DeSantis is right about the cost of illegal immigration

By Jason Richwine on January 24, 2022

Tallahassee Democrat, January 24, 2022

After President Biden revoked Trump-era security policies at the southern border, the resulting surge of illegal immigration brought him into conflict with red-state governors.

Here in Florida, Gov. DeSantis has particularly decried Biden’s policy of relieving pressure at the border by transporting migrants into the state without notice. In a letter to the Secretary of Homeland Security, the governor declared that illegal immigration “consumes taxpayer money and burdens governmental services.”

DeSantis is right to be concerned. Although illegal immigration poses many challenges, the increase in state expenditures is perhaps the most immediate one. In a recent report for the Center for Immigration Studies, I calculated that Florida spent approximately $2 billion in 2019 on major health and education programs for the nearly 800,000 immigrants who lived in the state illegally before the recent surge.

But aren’t those living in the country illegally barred from receiving public benefits? This is a common misconception. Although most of those entering the country illegally cannot directly receive welfare, the state still supports them in other ways, especially through their children.

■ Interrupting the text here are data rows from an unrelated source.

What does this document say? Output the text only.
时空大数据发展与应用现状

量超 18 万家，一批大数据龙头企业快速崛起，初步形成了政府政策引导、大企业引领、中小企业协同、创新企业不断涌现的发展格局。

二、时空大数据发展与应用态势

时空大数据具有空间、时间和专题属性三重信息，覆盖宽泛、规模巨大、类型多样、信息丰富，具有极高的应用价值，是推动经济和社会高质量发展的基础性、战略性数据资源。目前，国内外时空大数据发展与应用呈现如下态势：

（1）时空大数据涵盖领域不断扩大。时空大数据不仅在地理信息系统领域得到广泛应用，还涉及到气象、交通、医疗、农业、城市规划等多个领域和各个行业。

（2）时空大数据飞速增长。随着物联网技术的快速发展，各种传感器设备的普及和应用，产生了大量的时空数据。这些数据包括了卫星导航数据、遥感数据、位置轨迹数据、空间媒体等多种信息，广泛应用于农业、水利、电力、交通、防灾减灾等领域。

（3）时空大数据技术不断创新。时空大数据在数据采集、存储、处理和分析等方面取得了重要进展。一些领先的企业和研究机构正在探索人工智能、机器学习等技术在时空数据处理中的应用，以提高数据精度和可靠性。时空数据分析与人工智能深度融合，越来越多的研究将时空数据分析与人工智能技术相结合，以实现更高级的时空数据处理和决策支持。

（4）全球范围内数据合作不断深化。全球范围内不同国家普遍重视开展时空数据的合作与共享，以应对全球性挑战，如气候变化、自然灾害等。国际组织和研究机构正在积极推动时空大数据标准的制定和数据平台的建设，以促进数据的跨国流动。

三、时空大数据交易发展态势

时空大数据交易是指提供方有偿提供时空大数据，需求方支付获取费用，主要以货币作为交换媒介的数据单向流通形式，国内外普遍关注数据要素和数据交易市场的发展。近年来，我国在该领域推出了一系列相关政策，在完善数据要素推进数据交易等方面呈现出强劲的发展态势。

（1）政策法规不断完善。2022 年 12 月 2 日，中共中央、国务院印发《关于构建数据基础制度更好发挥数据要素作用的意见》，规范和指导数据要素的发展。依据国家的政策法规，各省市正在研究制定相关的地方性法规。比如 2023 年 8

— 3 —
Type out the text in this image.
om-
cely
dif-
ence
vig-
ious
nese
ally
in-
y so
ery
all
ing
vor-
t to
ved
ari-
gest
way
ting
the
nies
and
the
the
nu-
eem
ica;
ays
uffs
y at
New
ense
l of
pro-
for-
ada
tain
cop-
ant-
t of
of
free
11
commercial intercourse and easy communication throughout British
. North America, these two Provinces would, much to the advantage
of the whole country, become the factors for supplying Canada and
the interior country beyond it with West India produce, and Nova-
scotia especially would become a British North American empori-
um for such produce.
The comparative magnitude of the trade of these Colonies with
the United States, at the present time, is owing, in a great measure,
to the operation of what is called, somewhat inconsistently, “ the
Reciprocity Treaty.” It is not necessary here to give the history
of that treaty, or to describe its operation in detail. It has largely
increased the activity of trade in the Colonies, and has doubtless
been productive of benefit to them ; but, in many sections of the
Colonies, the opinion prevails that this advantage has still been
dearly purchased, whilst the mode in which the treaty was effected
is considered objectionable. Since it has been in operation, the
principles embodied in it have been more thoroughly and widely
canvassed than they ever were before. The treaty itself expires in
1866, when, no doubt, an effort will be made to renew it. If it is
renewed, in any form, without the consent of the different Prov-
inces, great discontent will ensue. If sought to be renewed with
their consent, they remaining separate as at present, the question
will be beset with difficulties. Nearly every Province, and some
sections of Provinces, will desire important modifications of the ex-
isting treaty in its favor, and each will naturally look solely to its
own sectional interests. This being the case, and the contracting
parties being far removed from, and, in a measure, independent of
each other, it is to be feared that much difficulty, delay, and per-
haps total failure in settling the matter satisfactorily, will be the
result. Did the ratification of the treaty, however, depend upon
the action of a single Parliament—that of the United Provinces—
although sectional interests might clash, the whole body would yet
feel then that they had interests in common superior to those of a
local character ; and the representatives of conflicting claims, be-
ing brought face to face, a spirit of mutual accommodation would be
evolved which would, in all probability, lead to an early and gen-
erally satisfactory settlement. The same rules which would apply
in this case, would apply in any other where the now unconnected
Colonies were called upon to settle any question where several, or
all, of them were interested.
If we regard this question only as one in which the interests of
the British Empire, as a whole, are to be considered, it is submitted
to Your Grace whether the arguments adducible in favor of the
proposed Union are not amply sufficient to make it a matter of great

For example, Florida spent an estimated $52 million on Medicaid coverage for births to immigrants who arrived illegally in 2019, and another $148 million on Medicaid coverage for their older U.S.-born children.

By far the largest state expenditure on the U.S.- and foreign-born children of immigrants who came illegally is public schooling, which the state must provide regardless of a student’s immigration status.

Extrapolating from Florida’s per-pupil expenditures, educating the children of illegal immigrants cost state taxpayers $1.6 billion in 2019. This figure likely understates the true cost, as it does not reflect the special language training that children of people who came illegally disproportionately require.

On the other side of the ledger, immigrants who arrived illegally do contribute sales and property taxes. However, their generally low earnings power – 30% do not have a high school diploma — makes it unlikely that their taxes cover the services they receive. The average personal income of Florida natives in 2019 was 70% higher than the income of immigrants who came illegally ($41,000 versus $24,000).

When the National Academies of Sciences, Engineering, and Medicine conducted a complete fiscal analysis of Florida in 2016, it found that the state’s foreign-born residents (both legal and illegal) caused a net fiscal drain of over $1 billion. Given the much higher earnings powers of legal immigrants in the state, it is likely that immigrants who came illegally were the main contributors to that deficit.

Of course, assessing the impact of illegal immigration is not simply an accounting exercise. An uncontrolled border has legal, political, and cultural effects that go beyond dollars and cents.

Whatever one thinks of the way the U.S. selects legal immigrants, the process does at least follow the laws passed by Congress. Illegal immigration, by contrast, flouts those laws.

When President Biden opted to erode security at the border, he also eroded the right of Americans to decide who can and cannot enter their country. Until democratic control over immigration policy is restored, Floridians – and, indeed, all Americans – will continue to pay the price.